This beautiful graph comes from calculatedriskblog.com. (Courtesy Andy Atkeson who used it in a nice discussion of a great paper by Ivan Werning at the Minneapolis Fed Foundations of Monetary Policy conference.)
The central lines that don’t move so much are the average rent. This is the quantity used by the Bureau of Labor Statistics to compute the consumer price index. The blue and yellow lines are the rent of new leases.

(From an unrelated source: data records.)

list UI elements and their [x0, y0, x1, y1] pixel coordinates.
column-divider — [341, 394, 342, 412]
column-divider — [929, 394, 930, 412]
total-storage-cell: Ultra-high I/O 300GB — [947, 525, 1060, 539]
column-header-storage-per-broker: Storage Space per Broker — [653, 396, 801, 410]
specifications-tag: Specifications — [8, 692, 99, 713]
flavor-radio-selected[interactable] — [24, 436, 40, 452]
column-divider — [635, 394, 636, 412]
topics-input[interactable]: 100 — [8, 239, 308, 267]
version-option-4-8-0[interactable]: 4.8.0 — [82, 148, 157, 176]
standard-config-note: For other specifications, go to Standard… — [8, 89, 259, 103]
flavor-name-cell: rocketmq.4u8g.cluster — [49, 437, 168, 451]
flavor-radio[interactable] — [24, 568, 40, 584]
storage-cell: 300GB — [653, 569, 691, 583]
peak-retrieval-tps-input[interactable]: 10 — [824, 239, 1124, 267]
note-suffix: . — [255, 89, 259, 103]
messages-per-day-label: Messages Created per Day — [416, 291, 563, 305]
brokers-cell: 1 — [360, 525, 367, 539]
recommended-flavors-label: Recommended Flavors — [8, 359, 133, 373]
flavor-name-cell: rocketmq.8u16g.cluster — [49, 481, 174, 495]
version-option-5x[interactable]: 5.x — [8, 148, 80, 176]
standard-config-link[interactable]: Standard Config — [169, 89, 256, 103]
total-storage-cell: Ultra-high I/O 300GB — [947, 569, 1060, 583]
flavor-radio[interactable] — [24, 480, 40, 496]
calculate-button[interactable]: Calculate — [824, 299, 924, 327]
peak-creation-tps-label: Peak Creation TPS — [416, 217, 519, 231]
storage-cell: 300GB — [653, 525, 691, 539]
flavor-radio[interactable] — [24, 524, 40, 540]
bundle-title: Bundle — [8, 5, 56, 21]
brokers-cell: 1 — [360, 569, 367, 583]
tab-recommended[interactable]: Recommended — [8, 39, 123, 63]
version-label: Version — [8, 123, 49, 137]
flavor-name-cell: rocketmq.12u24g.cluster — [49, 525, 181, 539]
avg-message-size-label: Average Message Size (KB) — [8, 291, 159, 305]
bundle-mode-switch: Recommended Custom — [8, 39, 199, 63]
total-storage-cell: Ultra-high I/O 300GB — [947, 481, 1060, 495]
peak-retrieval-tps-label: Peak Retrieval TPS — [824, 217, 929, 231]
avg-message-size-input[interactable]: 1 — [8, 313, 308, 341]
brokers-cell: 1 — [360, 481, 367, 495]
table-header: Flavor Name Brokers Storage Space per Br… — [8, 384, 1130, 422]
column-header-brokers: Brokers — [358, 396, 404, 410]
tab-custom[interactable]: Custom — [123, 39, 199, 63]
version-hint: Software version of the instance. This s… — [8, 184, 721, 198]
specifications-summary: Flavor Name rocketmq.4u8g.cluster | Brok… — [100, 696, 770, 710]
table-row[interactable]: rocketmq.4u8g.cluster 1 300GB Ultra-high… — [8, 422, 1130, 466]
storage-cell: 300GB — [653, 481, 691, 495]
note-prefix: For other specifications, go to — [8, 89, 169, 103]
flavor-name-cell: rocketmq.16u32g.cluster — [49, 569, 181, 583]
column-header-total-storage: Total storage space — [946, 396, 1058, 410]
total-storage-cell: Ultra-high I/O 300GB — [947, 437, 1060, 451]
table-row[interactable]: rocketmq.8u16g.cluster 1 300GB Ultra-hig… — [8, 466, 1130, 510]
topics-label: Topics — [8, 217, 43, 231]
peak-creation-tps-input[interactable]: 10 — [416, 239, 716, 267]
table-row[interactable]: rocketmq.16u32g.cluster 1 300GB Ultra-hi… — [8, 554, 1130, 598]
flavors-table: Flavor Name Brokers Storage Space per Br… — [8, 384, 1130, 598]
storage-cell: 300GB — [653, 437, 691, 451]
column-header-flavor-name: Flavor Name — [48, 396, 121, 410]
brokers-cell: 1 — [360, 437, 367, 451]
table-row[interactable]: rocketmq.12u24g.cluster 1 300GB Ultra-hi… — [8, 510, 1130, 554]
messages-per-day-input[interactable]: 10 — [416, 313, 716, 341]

The first thing this informs is the economic theory of “sticky prices.” Apartment rents are a classic “sticky price;” the rent is fixed in dollar terms for a year. So, landlords deciding how much rent to charge, and people deciding how much they’re willing to pay, balance rents now vs. higher rents in the future. If everyone believes that inflation will be 10% over the next year, then it makes sense to raise the rent 5% now, and to pay the 5% higher rent, because the savings at the end of the year balance the cost in the beginning. (Obviously, the economics are much more subtle than this, but you get the idea.) And Voila’, you see it.
The graph also says there is some predictability and nomentum to inflation. Inflation should not be a surprise to forecasters. If you see rents on new leases much above average rents, it’s a pretty good bet that average rents will be rising in the future! This kind of phenomenon may be under exploited in formal inflation forecasting.
And, on the continuing speculation whether inflation will go away with interest rates still substantially below current inflation, the graph does seem a leading indicator that the rational expectations model is winning.